Starting next month, the story says, "all of Walmart’s U.S. supercenter locations will switch to a new team-based model that the retailer has been testing over the past year and a half in many of its smaller stores. About 165,000 hourly staffers will see a raise, Walmart said in a memo outlining the move, but the program will also trim the ranks of leaders per store, and could prompt some to leave … The new system replaces most longstanding leadership positions like co-manager, assistant manager and department manager, replacing them with a new 'future-focused' hierarchy of store leads, coaches and team leads. A typical supercenter could have one store lead, seven coaches and two dozen team leads. The team leads’ hourly wage will start at $18 and can rise to $30 in some cases, the memo said."
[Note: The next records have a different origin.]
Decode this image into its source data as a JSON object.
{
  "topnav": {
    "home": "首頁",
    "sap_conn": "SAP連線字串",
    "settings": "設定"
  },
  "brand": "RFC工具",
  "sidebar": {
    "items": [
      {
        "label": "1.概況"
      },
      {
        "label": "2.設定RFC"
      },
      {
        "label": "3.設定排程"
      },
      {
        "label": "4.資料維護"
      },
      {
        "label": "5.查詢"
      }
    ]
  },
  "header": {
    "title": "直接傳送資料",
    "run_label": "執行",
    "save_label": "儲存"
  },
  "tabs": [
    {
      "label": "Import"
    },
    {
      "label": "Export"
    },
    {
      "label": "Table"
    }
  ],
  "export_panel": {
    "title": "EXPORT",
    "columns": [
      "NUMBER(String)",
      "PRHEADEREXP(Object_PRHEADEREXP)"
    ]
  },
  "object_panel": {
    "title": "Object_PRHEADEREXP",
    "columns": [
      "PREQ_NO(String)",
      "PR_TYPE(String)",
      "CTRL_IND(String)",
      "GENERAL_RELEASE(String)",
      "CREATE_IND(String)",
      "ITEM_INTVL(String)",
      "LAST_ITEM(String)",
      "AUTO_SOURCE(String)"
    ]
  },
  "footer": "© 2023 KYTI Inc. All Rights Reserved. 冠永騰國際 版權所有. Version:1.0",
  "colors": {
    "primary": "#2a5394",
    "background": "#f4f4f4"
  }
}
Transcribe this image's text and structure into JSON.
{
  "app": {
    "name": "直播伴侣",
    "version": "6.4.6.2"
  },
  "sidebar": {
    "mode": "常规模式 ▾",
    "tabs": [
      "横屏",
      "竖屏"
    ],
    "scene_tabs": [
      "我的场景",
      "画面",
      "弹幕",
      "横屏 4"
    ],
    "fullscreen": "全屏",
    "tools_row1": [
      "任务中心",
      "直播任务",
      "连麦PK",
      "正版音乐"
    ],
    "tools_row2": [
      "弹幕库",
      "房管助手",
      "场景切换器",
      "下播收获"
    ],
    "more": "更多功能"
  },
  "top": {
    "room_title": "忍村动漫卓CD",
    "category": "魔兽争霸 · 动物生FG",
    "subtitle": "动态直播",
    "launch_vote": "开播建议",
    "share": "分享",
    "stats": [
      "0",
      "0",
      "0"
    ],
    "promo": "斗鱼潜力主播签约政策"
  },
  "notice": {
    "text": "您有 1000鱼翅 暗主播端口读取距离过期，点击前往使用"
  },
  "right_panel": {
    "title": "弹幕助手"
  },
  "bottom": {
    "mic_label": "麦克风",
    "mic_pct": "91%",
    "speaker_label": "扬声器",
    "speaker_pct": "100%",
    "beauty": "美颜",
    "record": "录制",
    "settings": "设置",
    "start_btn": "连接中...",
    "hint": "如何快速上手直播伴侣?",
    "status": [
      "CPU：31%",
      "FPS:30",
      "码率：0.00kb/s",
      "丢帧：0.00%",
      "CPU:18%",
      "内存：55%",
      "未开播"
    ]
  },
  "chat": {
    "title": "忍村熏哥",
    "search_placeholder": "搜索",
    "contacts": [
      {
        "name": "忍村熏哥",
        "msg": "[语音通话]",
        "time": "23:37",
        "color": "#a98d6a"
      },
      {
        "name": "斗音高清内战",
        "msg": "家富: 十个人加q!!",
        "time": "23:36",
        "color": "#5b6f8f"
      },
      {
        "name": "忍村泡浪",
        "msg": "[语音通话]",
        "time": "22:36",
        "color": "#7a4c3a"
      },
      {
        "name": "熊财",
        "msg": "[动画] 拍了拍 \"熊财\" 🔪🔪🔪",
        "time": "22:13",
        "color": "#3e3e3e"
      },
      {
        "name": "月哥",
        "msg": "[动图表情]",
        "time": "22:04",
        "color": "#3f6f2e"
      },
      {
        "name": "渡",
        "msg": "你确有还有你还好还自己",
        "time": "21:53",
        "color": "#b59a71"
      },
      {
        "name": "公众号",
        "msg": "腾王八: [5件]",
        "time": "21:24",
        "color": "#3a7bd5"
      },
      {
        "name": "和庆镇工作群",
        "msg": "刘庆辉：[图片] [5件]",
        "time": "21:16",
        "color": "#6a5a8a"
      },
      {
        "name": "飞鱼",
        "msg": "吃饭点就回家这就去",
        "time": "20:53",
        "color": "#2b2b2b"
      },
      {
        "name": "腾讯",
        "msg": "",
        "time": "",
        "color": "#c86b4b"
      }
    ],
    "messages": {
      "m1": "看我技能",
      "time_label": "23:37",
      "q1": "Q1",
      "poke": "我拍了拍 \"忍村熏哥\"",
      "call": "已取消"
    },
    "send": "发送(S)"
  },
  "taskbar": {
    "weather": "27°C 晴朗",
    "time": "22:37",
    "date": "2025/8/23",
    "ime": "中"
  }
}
The story goes on:  "The changes are part of a broader rethinking of how to most efficiently deploy Walmart’s 1.5 million-person U.S. workforce in a more digital age. The pandemic, which has spurred demand for groceries and household essentials, shocked supply chains and boosted e-commerce, has tested workers’ patience, with some shoppers railing about missing items and others refusing to adhere to mask-wearing mandates. Once-mundane tasks, like store cleaning, have become critical."

KC's View:

While it is necessary to adjust a workforce based on changed circumstances, it will be curious to see the degree to which these changes help a workforce that no doubt has been battered  by the pandemic.  One of the things I hear from retailers across the board is that employees are generally feeling beat-up and exhausted … it has been a long six months, and there are few signs that things are going to get a lot better anytime soon.

The other thing I wonder about is whether fewer leaders means that more front line employees have great responsibility and autonomy to make decisions.